Splinter Cell has helped get the Toronto studio up and running and, when it releases next week, it's going to define the studio, for better or for worse. Whether it continues to define Ubisoft Toronto is another matter entirely. "What we've said officially is that Ubisoft Toronto has the ownership of the Splinter Cell brand. It doesn't mean that only Ubisoft Toronto will make Splinter Cell," explains Beland, and even in the case of Blacklist that much is true. Spies vs. Mercs, the hugely popular multiplayer mode that's returning after a brief absence, is being developed by Ubisoft Montreal, while the co-op missions in the game are developed by the Shanghai studio.
Beyond that Toronto's already acknowledged there are five titles it's working on, with one of them being next year's Assassin's Creed. Despite being subsumed so quickly by the vast churn of Ubisoft's flagship annual series, though, there's still a desire to do things differently. "I don't know when we decided as an industry that in order to sell five million copies of a game you have to make a Michael Bay film," said Jade Raymond last year. "There are other options."
Strange words from the head of studio that's about to unleash the very definition of a brash summer blockbuster with Blacklist, perhaps, but in the little glimpses of Chomsky-lite thinking that peer through the cloying Tom Clancy brand there are at least hints that Ubisoft Toronto's working in the right direction, and its willingness to invest so much in big ticket AAA productions in the current climate should also be applauded at a time when other studios are pursuing the free-to-play dream. Here's a studio that believes in spectacle, and one that's hoping to push that spectacle to new and interesting places.

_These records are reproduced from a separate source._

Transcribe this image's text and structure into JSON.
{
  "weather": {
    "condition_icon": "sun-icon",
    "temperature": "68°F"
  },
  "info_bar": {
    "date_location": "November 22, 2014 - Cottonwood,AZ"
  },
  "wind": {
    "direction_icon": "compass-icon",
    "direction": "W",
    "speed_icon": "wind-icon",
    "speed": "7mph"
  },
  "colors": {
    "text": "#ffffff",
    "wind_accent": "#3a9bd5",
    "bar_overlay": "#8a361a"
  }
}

The idea of a thoughtful blockbuster might remain something of a contradiction, but at least Ubisoft Toronto acknowledges that it's coming from a culture that doesn't always make sense. "When I started they filmed a video that they wanted to show new people who joined," says Beland. "One of the questions was to describe Ubisoft, and I said Ubisoft in one word is controlled chaos. And I was told that's two words - so I just said welcome to Ubisoft. That's how it works. That's the beauty of it."
This article is based on a press trip to Ubisoft's offices in Toronto. Ubisoft paid for travel and accommodation.